After graduation Thomas moved to Texas to pursue a master’s degree in epidemiology and healthcare management at the University of Texas at Austin with the aim of fixing racial disparities in the healthcare system. She also found coach Tonja Buford Bailey, a three-time Olympian and 1996 bronze medalist in the 400-meter hurdles, and she flourished.

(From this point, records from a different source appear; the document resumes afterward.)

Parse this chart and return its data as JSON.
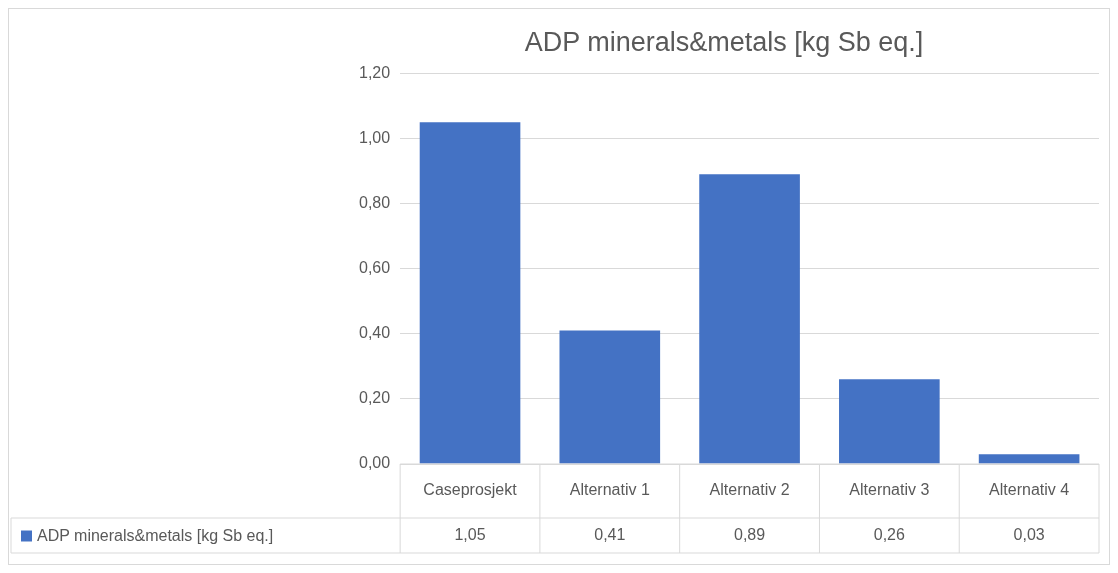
{
  "chart_data": {
    "type": "bar",
    "title": "ADP minerals&metals [kg Sb eq.]",
    "categories": [
      "Caseprosjekt",
      "Alternativ 1",
      "Alternativ 2",
      "Alternativ 3",
      "Alternativ 4"
    ],
    "series": [
      {
        "name": "ADP minerals&metals [kg Sb eq.]",
        "color": "#4472c4",
        "values": [
          1.05,
          0.41,
          0.89,
          0.26,
          0.03
        ],
        "value_labels": [
          "1,05",
          "0,41",
          "0,89",
          "0,26",
          "0,03"
        ]
      }
    ],
    "ylim": [
      0,
      1.2
    ],
    "yticks": [
      {
        "value": 0,
        "label": "0,00"
      },
      {
        "value": 0.2,
        "label": "0,20"
      },
      {
        "value": 0.4,
        "label": "0,40"
      },
      {
        "value": 0.6,
        "label": "0,60"
      },
      {
        "value": 0.8,
        "label": "0,80"
      },
      {
        "value": 1,
        "label": "1,00"
      },
      {
        "value": 1.2,
        "label": "1,20"
      }
    ],
    "grid": "y",
    "legend": "bottom",
    "data_labels": true
  }
}
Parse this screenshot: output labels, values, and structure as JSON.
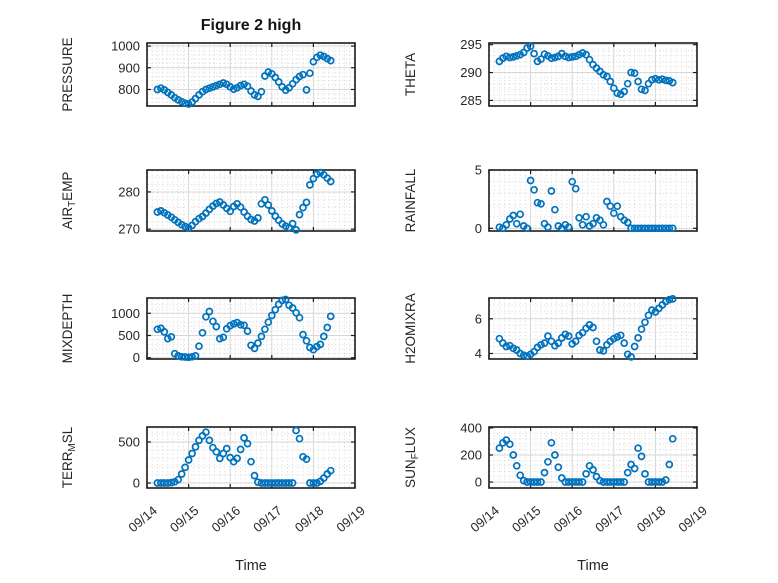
{
  "figure": {
    "title": "Figure 2 high",
    "xlabel": "Time",
    "colors": {
      "marker": "#0072BD",
      "axis": "#1c1c1c",
      "text": "#262626",
      "grid_major": "#d7d7d7",
      "grid_minor": "#cfcfcf",
      "background": "#ffffff"
    },
    "x_ticks": {
      "labels": [
        "09/14",
        "09/15",
        "09/16",
        "09/17",
        "09/18",
        "09/19"
      ],
      "values": [
        0,
        1,
        2,
        3,
        4,
        5
      ],
      "rotation_deg": -40
    },
    "grid": {
      "major": true,
      "minor_dotted": true,
      "x_minor_per_day": 8
    }
  },
  "chart_data": {
    "type": "scatter",
    "marker": "open-circle",
    "x_unit": "days since 09/14 00:00",
    "x_days": [
      0.25,
      0.333,
      0.417,
      0.5,
      0.583,
      0.667,
      0.75,
      0.833,
      0.917,
      1,
      1.083,
      1.167,
      1.25,
      1.333,
      1.417,
      1.5,
      1.583,
      1.667,
      1.75,
      1.833,
      1.917,
      2,
      2.083,
      2.167,
      2.25,
      2.333,
      2.417,
      2.5,
      2.583,
      2.667,
      2.75,
      2.833,
      2.917,
      3,
      3.083,
      3.167,
      3.25,
      3.333,
      3.417,
      3.5,
      3.583,
      3.667,
      3.75,
      3.833,
      3.917,
      4,
      4.083,
      4.167,
      4.25,
      4.333,
      4.417
    ],
    "subplots": [
      {
        "name": "pressure",
        "row": 0,
        "col": 0,
        "ylabel_parts": [
          {
            "text": "PRESSURE",
            "sub": false
          }
        ],
        "ylim": [
          724,
          1014
        ],
        "yticks": [
          800,
          900,
          1000
        ],
        "ytick_labels": [
          "800",
          "900",
          "1000"
        ],
        "y": [
          800,
          806,
          798,
          786,
          775,
          762,
          752,
          744,
          737,
          733,
          742,
          758,
          775,
          790,
          800,
          806,
          812,
          818,
          824,
          830,
          824,
          812,
          802,
          808,
          818,
          824,
          815,
          793,
          775,
          768,
          790,
          862,
          880,
          872,
          855,
          835,
          812,
          797,
          808,
          826,
          845,
          860,
          868,
          798,
          875,
          928,
          948,
          958,
          952,
          942,
          933
        ]
      },
      {
        "name": "theta",
        "row": 0,
        "col": 1,
        "ylabel_parts": [
          {
            "text": "THETA",
            "sub": false
          }
        ],
        "ylim": [
          284.0,
          295.3
        ],
        "yticks": [
          285,
          290,
          295
        ],
        "ytick_labels": [
          "285",
          "290",
          "295"
        ],
        "y": [
          292.0,
          292.6,
          292.9,
          292.7,
          292.8,
          293.0,
          293.2,
          293.6,
          294.4,
          294.7,
          293.4,
          292.0,
          292.4,
          293.3,
          293.0,
          292.6,
          292.7,
          292.9,
          293.4,
          292.9,
          292.7,
          292.8,
          292.9,
          293.2,
          293.5,
          293.2,
          292.3,
          291.4,
          290.8,
          290.2,
          289.6,
          289.3,
          288.4,
          287.2,
          286.3,
          286.1,
          286.6,
          288.0,
          290.0,
          289.9,
          288.4,
          287.0,
          286.8,
          288.0,
          288.7,
          288.9,
          288.7,
          288.8,
          288.6,
          288.5,
          288.2
        ]
      },
      {
        "name": "air-temp",
        "row": 1,
        "col": 0,
        "ylabel_parts": [
          {
            "text": "AIR",
            "sub": false
          },
          {
            "text": "T",
            "sub": true
          },
          {
            "text": "EMP",
            "sub": false
          }
        ],
        "ylim": [
          269.5,
          285.9
        ],
        "yticks": [
          270,
          280
        ],
        "ytick_labels": [
          "270",
          "280"
        ],
        "y": [
          274.6,
          274.9,
          274.4,
          273.8,
          273.2,
          272.5,
          271.8,
          271.2,
          270.7,
          270.3,
          271.0,
          272.0,
          272.8,
          273.4,
          274.3,
          275.3,
          276.2,
          276.9,
          277.3,
          276.5,
          275.6,
          274.8,
          276.1,
          276.8,
          275.9,
          274.6,
          273.5,
          272.6,
          272.2,
          273.0,
          276.8,
          277.9,
          276.5,
          274.9,
          273.5,
          272.4,
          271.4,
          270.8,
          270.4,
          271.5,
          269.8,
          273.9,
          275.8,
          277.2,
          281.9,
          283.6,
          284.8,
          285.2,
          284.6,
          283.7,
          282.8
        ]
      },
      {
        "name": "rainfall",
        "row": 1,
        "col": 1,
        "ylabel_parts": [
          {
            "text": "RAINFALL",
            "sub": false
          }
        ],
        "ylim": [
          -0.23,
          5.0
        ],
        "yticks": [
          0,
          5
        ],
        "ytick_labels": [
          "0",
          "5"
        ],
        "y": [
          0.1,
          0,
          0.3,
          0.8,
          1.1,
          0.4,
          1.2,
          0.2,
          0,
          4.1,
          3.3,
          2.2,
          2.1,
          0.4,
          0.1,
          3.2,
          1.6,
          0.2,
          0,
          0.3,
          0.1,
          4.0,
          3.4,
          0.9,
          0.3,
          1.0,
          0.2,
          0.4,
          0.9,
          0.7,
          0.3,
          2.3,
          1.9,
          1.3,
          1.9,
          1.0,
          0.7,
          0.5,
          0,
          0,
          0,
          0,
          0,
          0,
          0,
          0,
          0,
          0,
          0,
          0,
          0
        ]
      },
      {
        "name": "mixdepth",
        "row": 2,
        "col": 0,
        "ylabel_parts": [
          {
            "text": "MIXDEPTH",
            "sub": false
          }
        ],
        "ylim": [
          -29,
          1344
        ],
        "yticks": [
          0,
          500,
          1000
        ],
        "ytick_labels": [
          "0",
          "500",
          "1000"
        ],
        "y": [
          640,
          660,
          580,
          430,
          470,
          90,
          40,
          20,
          15,
          10,
          20,
          40,
          260,
          560,
          920,
          1040,
          820,
          700,
          430,
          460,
          650,
          720,
          760,
          790,
          740,
          730,
          600,
          280,
          210,
          330,
          480,
          640,
          800,
          950,
          1080,
          1200,
          1290,
          1310,
          1180,
          1120,
          1010,
          900,
          520,
          380,
          230,
          180,
          250,
          300,
          480,
          680,
          930
        ]
      },
      {
        "name": "h2omixra",
        "row": 2,
        "col": 1,
        "ylabel_parts": [
          {
            "text": "H2OMIXRA",
            "sub": false
          }
        ],
        "ylim": [
          3.68,
          7.2
        ],
        "yticks": [
          4,
          6
        ],
        "ytick_labels": [
          "4",
          "6"
        ],
        "y": [
          4.85,
          4.6,
          4.4,
          4.45,
          4.3,
          4.2,
          4.0,
          3.9,
          3.85,
          3.95,
          4.1,
          4.35,
          4.5,
          4.6,
          5.0,
          4.7,
          4.45,
          4.6,
          4.9,
          5.1,
          5.0,
          4.55,
          4.7,
          5.05,
          5.2,
          5.45,
          5.65,
          5.5,
          4.7,
          4.2,
          4.15,
          4.5,
          4.7,
          4.85,
          4.95,
          5.05,
          4.6,
          3.95,
          3.8,
          4.4,
          4.9,
          5.4,
          5.8,
          6.2,
          6.5,
          6.4,
          6.6,
          6.8,
          7.0,
          7.1,
          7.15
        ]
      },
      {
        "name": "terr-msl",
        "row": 3,
        "col": 0,
        "ylabel_parts": [
          {
            "text": "TERR",
            "sub": false
          },
          {
            "text": "M",
            "sub": true
          },
          {
            "text": "SL",
            "sub": false
          }
        ],
        "ylim": [
          -61,
          683
        ],
        "yticks": [
          0,
          500
        ],
        "ytick_labels": [
          "0",
          "500"
        ],
        "y": [
          0,
          0,
          0,
          0,
          5,
          15,
          40,
          110,
          190,
          280,
          360,
          440,
          520,
          575,
          620,
          520,
          430,
          380,
          300,
          360,
          420,
          310,
          260,
          300,
          410,
          550,
          480,
          260,
          90,
          10,
          0,
          0,
          0,
          0,
          0,
          0,
          0,
          0,
          0,
          0,
          640,
          540,
          320,
          290,
          0,
          0,
          0,
          20,
          60,
          110,
          150
        ]
      },
      {
        "name": "sun-flux",
        "row": 3,
        "col": 1,
        "ylabel_parts": [
          {
            "text": "SUN",
            "sub": false
          },
          {
            "text": "F",
            "sub": true
          },
          {
            "text": "LUX",
            "sub": false
          }
        ],
        "ylim": [
          -44,
          407
        ],
        "yticks": [
          0,
          200,
          400
        ],
        "ytick_labels": [
          "0",
          "200",
          "400"
        ],
        "y": [
          250,
          290,
          310,
          280,
          200,
          120,
          50,
          10,
          0,
          0,
          0,
          0,
          0,
          70,
          150,
          290,
          200,
          110,
          30,
          0,
          0,
          0,
          0,
          0,
          0,
          60,
          120,
          90,
          40,
          10,
          0,
          0,
          0,
          0,
          0,
          0,
          0,
          70,
          130,
          100,
          250,
          190,
          60,
          0,
          0,
          0,
          0,
          0,
          15,
          130,
          320
        ]
      }
    ]
  }
}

Before the Olympic trials Thomas endured a health scare when an MRI exam found a tumor on her liver. It was benign, but she made a pact with God, she said in an interview with the “Today” show, vowing to do “everything that I can to live life to the fullest” if she got through that health challenge. That included winning the 200 at the trials, though she was stunned to run a time that remains the swiftest in the world this year. She also finished fifth in the 100 and earned a spot in the Tokyo relay pool.

Her profile truly soared when she ran that 21.61 time at Hayward Field in Eugene, Ore. Her ambitions rose that day too.

“Yeah, I mean my goals shifted after I ran that time. It went from making the Olympic team to being a gold medalist,” Thomas said after the preliminary heat Monday morning. “But obviously I know that nothing is given. I’m going to have to earn that spot and that’s the beauty of track and field, that’s the beauty of the Olympic championships. I’m excited to earn it.”